Kamis, 12 Mei 2011 | By: Boecha'z jenioue'z

Asa dari Kolong Tol Pluit


Foto dan Naskah : Dhoni Setiawan
Cahaya sore menerpa tiang-tiang beton penyangga Tol Pluit, Jakarta Utara. Di tengah bayangan tiang itulah tempat favorit sekelompok bocah untuk bermain bola atau sekadar bercanda dengan beberapa biji mercon jenis air mancur.
Dalam kesederhaan, para bocah itu menemukan kesenangan. Salah satunya Ramdani, bocah tujuh tahun ini terlihat riang dan sesekali usil di antara temannya.

Keriangan Ramdani usai ketika sang ibu memanggilnya dan meminta segera mandi. Saropah, 28 tahun, sosok ibu yang mandiri menghidupi anak-anaknya dengan hasil mencuci pakaian warga rumah susun. Suaminya telah meninggal dunia setahun lalu karena jatuh sakit.
Saropah bersama anaknya, Ramdani dan Sahrul yang masih bayi tinggal di bawah kolong tol, di antara tiang-tiang beton dan sekat-sekat serta tumpukan barang bekas. Hanya sebuah tempat tidur kayu dengan kelambu serta televisi 14 inci yang menjadi barang berharga.Meskipun hidup seadanya, namun bagi Saropah masa depan harus tetap ada. Kedua anaknya adalah harapan. Terutama si sulung Ramdani yang dia sekolahkan ke Sekolah Madrasah Ibtidaiyah Raudlatul Islamiyah.
Sebelumnya, Ramdani pernah sekolah di SD Negeri di Wacung, Penjaringan, Jakarta Utara.

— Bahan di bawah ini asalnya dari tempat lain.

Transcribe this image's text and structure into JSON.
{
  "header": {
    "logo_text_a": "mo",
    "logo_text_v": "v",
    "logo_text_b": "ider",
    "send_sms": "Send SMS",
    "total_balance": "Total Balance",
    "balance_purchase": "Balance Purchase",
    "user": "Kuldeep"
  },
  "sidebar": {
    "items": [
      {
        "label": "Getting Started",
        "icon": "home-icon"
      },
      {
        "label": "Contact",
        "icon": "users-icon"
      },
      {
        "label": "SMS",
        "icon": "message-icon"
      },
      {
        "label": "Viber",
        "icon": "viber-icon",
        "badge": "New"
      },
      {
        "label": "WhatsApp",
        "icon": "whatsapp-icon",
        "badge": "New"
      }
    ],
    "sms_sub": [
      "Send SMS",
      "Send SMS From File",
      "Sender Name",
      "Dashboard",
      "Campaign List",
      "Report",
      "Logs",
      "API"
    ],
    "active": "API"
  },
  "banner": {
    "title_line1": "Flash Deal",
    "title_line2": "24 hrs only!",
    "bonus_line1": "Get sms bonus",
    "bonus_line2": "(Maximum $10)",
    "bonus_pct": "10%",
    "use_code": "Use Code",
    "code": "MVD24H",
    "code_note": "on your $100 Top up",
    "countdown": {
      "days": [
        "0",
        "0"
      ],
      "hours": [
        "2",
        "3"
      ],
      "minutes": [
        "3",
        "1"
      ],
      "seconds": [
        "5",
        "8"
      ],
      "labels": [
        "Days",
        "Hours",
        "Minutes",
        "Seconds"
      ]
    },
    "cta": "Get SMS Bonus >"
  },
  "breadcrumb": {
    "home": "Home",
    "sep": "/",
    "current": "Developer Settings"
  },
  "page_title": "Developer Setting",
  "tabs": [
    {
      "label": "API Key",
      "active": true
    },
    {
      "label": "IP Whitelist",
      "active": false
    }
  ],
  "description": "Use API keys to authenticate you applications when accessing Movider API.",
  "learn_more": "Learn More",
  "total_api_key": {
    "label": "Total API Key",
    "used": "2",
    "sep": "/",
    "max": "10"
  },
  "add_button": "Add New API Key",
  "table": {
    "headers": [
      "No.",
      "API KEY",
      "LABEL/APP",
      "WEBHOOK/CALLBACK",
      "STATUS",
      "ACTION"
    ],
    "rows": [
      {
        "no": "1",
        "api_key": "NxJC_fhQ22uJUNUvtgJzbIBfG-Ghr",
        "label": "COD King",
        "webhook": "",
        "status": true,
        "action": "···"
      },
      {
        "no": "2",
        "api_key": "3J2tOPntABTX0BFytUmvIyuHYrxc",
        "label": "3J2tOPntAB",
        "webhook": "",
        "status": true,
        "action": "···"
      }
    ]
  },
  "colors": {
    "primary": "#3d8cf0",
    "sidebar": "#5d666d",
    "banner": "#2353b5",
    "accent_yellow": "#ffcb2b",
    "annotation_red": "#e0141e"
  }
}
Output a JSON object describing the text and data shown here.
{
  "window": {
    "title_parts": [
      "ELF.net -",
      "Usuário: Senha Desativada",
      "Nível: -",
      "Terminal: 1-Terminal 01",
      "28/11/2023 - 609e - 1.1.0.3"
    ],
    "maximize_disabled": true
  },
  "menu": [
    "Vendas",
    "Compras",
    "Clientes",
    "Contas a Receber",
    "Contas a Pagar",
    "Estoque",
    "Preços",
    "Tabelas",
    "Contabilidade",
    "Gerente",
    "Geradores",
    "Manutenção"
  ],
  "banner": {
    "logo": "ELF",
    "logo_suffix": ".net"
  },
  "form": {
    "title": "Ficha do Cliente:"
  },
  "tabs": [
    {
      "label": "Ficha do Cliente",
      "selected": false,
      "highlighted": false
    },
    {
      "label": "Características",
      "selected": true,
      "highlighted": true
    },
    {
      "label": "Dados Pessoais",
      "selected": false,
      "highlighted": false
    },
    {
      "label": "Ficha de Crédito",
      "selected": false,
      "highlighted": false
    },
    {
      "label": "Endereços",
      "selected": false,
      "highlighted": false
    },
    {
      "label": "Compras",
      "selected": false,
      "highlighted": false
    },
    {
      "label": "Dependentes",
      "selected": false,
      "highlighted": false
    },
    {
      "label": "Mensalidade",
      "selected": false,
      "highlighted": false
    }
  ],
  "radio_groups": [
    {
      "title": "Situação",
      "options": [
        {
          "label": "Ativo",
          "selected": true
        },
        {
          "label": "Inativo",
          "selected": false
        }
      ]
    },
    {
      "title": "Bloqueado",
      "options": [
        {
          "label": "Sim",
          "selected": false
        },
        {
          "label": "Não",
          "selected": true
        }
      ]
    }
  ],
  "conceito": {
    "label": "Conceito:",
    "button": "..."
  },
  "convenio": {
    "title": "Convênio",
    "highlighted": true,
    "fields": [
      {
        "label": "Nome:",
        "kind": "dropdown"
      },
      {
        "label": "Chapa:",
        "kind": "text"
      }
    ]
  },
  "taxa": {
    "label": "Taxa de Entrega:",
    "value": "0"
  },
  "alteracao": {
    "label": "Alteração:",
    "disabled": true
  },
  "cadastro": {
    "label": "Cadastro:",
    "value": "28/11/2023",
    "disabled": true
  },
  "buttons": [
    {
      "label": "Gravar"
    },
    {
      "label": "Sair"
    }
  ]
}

Namun empat bulan mengecap pelajaran, ibunya mengeluarkan dari sekolah karena tidak tega melihat anaknya selalu menangis di sekolah.
"Perhatiaan guru cuma sama murid yang bisa baca dan berhitung saja. Karena dia tidak bisa dan hanya bertahan empat bulan terus Dani saya keluarkan, Sebetulnya sekolahnya gratis cuman saya tidak tega," katanya.
Kini Ramdani kembali bersekolah. Meski belum membayar uang pangkal, namun tidak terbersit sedikitpun keraguan bagi Saropah untuk tetap menyekolahkan anaknya. Ia berharap kelak anaknya menjadi lebih baik, tidak seperti dirinya yang hanya bersandar hidup sebagai buruh cuci.